Cotton grew everywhere! Cotton, cassava, calabashes,
all things! When they visited a cacique they took
him gifts, and at parting he gave them gifts. That was all.
Gold? They knew of it. When they found a bit they kept
it for ornament. The cacique possessed a piece the size
of a ducat, suspended by a string of cotton. It had been
given to him by a cacique who lived on the great water.
Perhaps he took it from the Caribs. But it was in the mountains, too. He indicated the heights beyond.
Sometimes
they scraped it from sand under the stream. He seemed indifferent
to it.

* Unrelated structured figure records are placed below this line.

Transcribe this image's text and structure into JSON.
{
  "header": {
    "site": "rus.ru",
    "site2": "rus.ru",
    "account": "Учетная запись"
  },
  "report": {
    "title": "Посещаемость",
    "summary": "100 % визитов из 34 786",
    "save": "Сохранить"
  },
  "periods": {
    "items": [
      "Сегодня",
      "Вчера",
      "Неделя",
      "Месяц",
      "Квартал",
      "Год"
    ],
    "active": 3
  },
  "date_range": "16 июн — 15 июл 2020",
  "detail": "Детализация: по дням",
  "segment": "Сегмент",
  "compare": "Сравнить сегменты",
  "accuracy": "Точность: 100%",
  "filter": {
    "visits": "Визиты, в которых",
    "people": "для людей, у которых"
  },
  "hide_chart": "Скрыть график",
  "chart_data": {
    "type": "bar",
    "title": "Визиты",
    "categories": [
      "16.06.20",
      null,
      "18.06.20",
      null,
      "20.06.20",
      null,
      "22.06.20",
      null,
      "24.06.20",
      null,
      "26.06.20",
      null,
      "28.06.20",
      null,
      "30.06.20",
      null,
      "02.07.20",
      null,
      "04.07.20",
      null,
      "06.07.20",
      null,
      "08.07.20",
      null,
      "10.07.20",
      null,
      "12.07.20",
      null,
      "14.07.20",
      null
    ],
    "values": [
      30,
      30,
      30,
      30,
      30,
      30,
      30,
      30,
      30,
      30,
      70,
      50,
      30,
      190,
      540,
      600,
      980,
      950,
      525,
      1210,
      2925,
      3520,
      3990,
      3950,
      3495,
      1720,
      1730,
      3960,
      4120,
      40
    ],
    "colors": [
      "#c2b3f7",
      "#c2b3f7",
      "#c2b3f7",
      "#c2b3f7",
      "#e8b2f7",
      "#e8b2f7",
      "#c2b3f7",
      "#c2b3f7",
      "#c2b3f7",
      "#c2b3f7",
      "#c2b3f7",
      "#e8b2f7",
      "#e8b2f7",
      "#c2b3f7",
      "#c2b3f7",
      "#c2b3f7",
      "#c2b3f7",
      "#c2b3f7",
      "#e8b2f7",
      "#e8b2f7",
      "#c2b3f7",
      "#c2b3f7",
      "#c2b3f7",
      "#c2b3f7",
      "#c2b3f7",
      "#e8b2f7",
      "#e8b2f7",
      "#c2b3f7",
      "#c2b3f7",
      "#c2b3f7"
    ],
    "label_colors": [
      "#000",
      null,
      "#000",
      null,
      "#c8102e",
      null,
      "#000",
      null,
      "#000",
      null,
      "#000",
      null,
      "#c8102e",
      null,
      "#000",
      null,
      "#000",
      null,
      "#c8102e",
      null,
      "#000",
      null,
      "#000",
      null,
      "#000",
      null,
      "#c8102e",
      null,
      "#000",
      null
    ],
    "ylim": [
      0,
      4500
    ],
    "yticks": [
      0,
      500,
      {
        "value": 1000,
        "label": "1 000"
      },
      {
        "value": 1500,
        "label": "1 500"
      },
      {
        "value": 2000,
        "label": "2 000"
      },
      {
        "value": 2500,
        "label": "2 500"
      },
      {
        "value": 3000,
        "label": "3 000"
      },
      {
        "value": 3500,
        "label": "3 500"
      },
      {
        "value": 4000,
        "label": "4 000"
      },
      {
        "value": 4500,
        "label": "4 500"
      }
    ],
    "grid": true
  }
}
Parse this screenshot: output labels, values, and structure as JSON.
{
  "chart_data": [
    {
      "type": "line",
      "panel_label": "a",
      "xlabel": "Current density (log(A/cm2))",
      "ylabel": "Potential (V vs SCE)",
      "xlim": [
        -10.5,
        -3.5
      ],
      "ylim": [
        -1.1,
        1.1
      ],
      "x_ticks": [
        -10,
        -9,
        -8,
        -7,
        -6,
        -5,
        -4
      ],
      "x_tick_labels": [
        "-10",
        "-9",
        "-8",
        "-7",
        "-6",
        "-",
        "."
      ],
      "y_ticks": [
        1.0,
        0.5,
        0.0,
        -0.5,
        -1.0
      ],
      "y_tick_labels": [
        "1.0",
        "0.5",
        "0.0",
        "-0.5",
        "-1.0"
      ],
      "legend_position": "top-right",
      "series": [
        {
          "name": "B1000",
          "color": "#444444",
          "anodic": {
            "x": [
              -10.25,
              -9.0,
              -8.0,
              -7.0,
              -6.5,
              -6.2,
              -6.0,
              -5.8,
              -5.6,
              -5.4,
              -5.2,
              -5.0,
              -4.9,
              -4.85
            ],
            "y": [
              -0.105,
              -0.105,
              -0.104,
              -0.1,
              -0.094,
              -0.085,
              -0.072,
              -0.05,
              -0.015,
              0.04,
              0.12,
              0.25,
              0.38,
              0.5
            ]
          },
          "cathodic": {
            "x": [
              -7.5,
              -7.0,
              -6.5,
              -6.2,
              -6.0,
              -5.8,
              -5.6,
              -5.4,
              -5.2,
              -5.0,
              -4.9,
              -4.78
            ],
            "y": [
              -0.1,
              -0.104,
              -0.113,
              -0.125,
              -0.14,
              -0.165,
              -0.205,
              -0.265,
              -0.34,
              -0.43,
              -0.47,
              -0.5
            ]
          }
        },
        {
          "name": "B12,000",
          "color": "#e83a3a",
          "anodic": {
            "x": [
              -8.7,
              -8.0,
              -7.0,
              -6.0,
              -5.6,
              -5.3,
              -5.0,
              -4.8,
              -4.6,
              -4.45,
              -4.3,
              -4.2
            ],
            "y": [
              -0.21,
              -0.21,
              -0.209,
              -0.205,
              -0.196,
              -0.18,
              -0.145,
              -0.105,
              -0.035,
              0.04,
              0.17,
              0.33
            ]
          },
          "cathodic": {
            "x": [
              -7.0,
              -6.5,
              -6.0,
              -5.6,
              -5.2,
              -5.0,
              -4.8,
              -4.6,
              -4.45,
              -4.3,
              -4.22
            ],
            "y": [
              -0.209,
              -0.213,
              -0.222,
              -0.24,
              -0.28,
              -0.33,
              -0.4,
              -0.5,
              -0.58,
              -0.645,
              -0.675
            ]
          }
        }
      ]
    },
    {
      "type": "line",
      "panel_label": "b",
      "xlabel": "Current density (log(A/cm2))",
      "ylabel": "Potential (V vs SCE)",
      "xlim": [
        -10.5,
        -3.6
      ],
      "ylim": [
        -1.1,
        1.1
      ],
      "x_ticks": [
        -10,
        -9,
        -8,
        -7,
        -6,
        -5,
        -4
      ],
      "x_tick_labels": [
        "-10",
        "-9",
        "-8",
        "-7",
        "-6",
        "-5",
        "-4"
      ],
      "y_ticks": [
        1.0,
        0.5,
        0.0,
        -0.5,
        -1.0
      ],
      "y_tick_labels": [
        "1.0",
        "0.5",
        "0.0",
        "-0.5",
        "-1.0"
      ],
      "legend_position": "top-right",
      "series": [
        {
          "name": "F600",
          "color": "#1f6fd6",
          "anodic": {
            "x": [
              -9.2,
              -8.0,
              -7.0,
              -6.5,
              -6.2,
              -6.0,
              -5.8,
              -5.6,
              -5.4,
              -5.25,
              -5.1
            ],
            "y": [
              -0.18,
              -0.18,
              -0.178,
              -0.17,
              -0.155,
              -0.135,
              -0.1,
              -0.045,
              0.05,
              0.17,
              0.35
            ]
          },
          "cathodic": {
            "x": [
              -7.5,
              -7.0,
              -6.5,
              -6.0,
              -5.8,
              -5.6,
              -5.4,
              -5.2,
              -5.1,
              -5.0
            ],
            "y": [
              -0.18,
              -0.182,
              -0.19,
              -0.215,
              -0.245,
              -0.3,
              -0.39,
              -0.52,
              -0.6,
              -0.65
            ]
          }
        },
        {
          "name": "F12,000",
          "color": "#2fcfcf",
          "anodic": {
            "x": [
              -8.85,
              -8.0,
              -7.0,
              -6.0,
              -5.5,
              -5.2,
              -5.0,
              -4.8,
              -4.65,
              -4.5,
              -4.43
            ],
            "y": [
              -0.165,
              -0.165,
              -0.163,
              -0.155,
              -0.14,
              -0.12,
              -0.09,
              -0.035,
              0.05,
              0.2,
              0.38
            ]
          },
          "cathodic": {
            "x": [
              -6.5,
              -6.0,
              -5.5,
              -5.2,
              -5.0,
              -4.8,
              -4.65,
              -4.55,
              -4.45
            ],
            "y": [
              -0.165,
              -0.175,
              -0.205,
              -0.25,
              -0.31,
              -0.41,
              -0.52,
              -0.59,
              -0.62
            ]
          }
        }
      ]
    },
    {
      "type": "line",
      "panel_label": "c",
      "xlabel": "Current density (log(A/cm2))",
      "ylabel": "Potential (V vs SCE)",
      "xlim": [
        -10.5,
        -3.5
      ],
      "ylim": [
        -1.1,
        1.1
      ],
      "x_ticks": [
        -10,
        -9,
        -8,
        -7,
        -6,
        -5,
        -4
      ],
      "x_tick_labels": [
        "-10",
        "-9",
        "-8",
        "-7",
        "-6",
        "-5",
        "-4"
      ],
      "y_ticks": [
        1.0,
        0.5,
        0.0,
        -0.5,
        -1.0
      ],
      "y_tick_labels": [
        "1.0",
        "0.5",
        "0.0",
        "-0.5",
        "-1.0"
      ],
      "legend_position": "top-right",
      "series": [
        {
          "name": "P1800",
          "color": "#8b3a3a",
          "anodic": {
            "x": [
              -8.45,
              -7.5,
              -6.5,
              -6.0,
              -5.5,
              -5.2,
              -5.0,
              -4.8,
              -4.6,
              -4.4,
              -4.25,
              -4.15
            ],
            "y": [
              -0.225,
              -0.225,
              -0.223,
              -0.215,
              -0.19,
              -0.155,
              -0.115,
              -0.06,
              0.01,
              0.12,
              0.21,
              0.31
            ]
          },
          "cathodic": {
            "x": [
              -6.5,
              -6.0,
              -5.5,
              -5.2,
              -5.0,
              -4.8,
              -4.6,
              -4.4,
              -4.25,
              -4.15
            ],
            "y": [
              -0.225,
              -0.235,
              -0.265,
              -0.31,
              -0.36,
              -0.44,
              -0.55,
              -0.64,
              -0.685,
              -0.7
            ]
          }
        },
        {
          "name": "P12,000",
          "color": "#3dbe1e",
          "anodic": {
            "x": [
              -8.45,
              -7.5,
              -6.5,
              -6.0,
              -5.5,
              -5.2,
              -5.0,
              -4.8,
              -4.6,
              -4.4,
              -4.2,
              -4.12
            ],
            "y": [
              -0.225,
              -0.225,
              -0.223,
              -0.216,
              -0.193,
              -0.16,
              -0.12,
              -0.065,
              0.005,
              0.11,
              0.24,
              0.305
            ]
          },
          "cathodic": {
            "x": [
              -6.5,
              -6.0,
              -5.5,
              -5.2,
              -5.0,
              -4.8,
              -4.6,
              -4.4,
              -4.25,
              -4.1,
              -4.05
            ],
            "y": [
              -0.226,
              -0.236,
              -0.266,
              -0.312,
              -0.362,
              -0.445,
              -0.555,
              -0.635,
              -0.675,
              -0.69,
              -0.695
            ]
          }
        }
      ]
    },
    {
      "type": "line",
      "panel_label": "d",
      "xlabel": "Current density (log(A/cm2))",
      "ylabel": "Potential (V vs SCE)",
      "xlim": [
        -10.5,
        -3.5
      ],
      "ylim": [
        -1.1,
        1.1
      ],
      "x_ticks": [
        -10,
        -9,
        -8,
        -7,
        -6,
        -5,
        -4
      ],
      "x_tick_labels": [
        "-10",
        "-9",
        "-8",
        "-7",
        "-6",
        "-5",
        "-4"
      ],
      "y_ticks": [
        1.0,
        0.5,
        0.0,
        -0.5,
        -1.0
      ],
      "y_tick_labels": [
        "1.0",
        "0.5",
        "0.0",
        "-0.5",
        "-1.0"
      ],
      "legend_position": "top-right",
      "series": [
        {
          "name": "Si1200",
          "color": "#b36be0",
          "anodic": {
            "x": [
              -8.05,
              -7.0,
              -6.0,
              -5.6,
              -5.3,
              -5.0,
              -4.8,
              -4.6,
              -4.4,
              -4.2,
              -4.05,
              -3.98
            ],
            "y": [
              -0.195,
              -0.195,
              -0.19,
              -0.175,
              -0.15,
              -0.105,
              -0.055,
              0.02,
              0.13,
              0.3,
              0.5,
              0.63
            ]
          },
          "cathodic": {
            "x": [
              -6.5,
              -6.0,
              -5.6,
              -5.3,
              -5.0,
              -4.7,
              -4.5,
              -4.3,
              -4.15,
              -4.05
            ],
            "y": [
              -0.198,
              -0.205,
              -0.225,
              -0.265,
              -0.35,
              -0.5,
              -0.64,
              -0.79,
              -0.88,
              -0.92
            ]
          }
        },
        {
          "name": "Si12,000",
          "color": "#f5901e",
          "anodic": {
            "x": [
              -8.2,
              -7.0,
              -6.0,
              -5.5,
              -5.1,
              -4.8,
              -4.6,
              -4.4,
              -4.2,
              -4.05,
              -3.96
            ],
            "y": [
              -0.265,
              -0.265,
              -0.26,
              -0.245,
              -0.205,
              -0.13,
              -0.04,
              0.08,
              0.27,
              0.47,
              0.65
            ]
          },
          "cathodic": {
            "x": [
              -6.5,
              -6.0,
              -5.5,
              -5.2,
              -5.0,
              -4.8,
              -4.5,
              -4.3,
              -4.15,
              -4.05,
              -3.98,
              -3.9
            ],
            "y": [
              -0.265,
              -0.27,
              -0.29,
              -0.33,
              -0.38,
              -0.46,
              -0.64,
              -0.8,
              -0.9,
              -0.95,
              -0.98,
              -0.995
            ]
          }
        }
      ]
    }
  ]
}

But Diego Colon, coming in, said that it
was much prized in heaven, being used for high magic, and
that we would give heavenly gifts for it. Resulted from that
the production in an hour of every shining flake and grain
and button piece the village owned. We carried from this
place to the Admiral a small gourd filled with gold. But it
was not greatly plentiful; that was evident to any thinking
man! But we had so many who were not thinking men.
And the Admiral had to appease with his reports gold-thirsty
great folk in Spain.
We spent three days in this village and they were days for
gods and Indians of happy wonder and learning. They
would have us describe heaven. Luis and I told them of
Europe. We pointed to the east. They said that they knew
that heaven rested there upon the great water.